A Prefeitura de Manaus, por meio da Fundação Municipal de Cultura, Turismo e Eventos (Manauscult), realizou, nesta quinta-feira, 5/8, a cerimônia de reabertura do Centro Cultural Óscar Ramos, instalado nas casas 69 e 77, da rua Bernardo Ramos, no Centro Histórico de Manaus. O local reabre seguindo todos os protocolos de segurança sanitária, contra a Covid-19, com agendamento de visitação a partir da próxima segunda-feira, 9, pelo site vivamanaus.com.

Ambas as casas são consideradas como as mais antigas da cidade, e abrigam o museu que contém o acervo de um dos principais artistas amazonenses, Óscar Ramos, que morreu em junho de 2019. Obras como pinturas, escritos, produções, croquis, objetos pessoais, cartazes de cinema, capas de discos, mobílias utilizadas por Óscar, e capas de LPs, estão entre os artigos e objetos expostos no local.

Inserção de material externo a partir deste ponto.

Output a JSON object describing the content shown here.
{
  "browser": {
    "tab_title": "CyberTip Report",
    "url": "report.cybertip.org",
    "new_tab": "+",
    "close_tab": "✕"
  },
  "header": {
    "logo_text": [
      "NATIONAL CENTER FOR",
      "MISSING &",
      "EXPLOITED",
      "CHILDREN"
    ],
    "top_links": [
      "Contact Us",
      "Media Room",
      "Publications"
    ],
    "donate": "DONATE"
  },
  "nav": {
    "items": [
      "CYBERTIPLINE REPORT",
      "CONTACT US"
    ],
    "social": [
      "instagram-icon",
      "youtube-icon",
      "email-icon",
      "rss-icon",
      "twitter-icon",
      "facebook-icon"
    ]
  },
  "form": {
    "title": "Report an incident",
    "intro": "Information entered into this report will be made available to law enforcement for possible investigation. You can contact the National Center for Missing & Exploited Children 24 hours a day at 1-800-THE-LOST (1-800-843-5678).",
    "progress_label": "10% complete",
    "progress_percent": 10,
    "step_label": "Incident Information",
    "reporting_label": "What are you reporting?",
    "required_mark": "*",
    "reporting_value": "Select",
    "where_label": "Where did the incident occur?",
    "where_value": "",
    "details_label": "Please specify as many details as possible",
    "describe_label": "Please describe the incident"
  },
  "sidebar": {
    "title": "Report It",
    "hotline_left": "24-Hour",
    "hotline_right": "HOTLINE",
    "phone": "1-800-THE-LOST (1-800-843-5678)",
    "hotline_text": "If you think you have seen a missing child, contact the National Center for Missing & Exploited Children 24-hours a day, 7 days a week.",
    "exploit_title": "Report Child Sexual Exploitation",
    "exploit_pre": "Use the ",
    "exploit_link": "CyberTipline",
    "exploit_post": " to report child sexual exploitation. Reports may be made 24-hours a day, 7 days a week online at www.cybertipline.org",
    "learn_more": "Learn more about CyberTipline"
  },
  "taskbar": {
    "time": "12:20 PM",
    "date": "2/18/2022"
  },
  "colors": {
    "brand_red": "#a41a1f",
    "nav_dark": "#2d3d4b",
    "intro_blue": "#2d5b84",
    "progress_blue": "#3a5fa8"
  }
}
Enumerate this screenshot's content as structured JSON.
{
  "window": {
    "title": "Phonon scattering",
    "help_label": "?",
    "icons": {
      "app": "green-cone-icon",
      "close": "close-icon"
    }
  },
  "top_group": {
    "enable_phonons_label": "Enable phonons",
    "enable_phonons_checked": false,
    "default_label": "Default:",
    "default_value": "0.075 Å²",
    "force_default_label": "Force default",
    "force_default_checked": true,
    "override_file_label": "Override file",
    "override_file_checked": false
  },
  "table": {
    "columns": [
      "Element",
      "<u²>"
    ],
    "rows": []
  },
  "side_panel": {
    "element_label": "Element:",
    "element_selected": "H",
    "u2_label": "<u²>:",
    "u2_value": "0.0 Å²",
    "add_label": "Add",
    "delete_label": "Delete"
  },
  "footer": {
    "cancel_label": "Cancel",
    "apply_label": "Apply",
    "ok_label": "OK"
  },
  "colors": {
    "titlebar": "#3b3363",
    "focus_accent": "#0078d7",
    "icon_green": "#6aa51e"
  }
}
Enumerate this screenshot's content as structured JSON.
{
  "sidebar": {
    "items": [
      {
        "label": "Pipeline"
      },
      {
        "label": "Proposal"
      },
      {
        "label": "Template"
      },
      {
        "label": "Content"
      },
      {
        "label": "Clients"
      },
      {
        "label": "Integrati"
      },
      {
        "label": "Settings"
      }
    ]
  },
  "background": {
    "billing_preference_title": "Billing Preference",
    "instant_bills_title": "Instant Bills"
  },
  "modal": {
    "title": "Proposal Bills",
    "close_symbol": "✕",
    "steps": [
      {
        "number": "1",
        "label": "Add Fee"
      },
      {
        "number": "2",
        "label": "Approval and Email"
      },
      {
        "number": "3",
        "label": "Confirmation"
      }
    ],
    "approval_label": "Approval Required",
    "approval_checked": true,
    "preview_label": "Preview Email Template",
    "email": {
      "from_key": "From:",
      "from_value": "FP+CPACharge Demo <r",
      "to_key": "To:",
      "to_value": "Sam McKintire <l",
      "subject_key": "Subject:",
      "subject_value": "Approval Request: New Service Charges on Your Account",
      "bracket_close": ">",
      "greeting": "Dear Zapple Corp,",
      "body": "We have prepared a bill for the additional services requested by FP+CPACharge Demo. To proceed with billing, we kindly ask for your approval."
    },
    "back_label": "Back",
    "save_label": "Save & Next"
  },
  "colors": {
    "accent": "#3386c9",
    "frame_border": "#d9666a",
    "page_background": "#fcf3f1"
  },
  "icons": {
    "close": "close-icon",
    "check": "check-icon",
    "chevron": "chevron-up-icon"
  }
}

Construídas em 1819, as casinhas, feitas à base de taipa – barro e madeira – e pedra, figuram entre as primeiras moradias de Manaus e carregam em sua arquitetura uma parte da história da cidade, do período colonial.

De acordo com o diretor-presidente da Manauscult, Alonso Oliveira, o espaço passou por reparos para receber a população, seguindo todos os critérios sanitários contra a Covid-19.

“Estamos reabrindo um dos espaços culturais mais importantes da nossa cidade, que guarda a obra de um dos maiores nomes da arte contemporânea do Brasil, e neste período em que o local ficou fechado para visitação, por conta da pandemia, realizamos uma série de reparos, seguindo a determinação do prefeito David Almeida, e reafirmando o compromisso de trabalhar para promover e oportunizar o acesso às artes na cidade de Manaus”, salienta.

A casa 77 reabre ao público com parte do “Acervo de Arte Municipal da Coleção Pedra Fundamental”, que conta com obras de artistas renomados como Jair Jacqmont, Jandr Reis, Hellen Rossy, Buy Chaves, Marcos Romano, Nelson Falcão e Sebastião Alves.

Conforme o presidente do Conselho Municipal de Cultura (Concultura), Tenório Telles, a reabertura do espaço celebra a história ímpar do artista, além de possibilitar o acesso às artes plásticas.

“Óscar Ramos é um dos artistas mais singulares do Amazonas. Sua obra tem projeção nacional. A reabertura do centro cultural em sua homenagem é um gesto de reconhecimento e valorização artística de Manaus. E também uma oportunidade de acesso às artes plásticas para a juventude de nossa cidade”, observa Telles.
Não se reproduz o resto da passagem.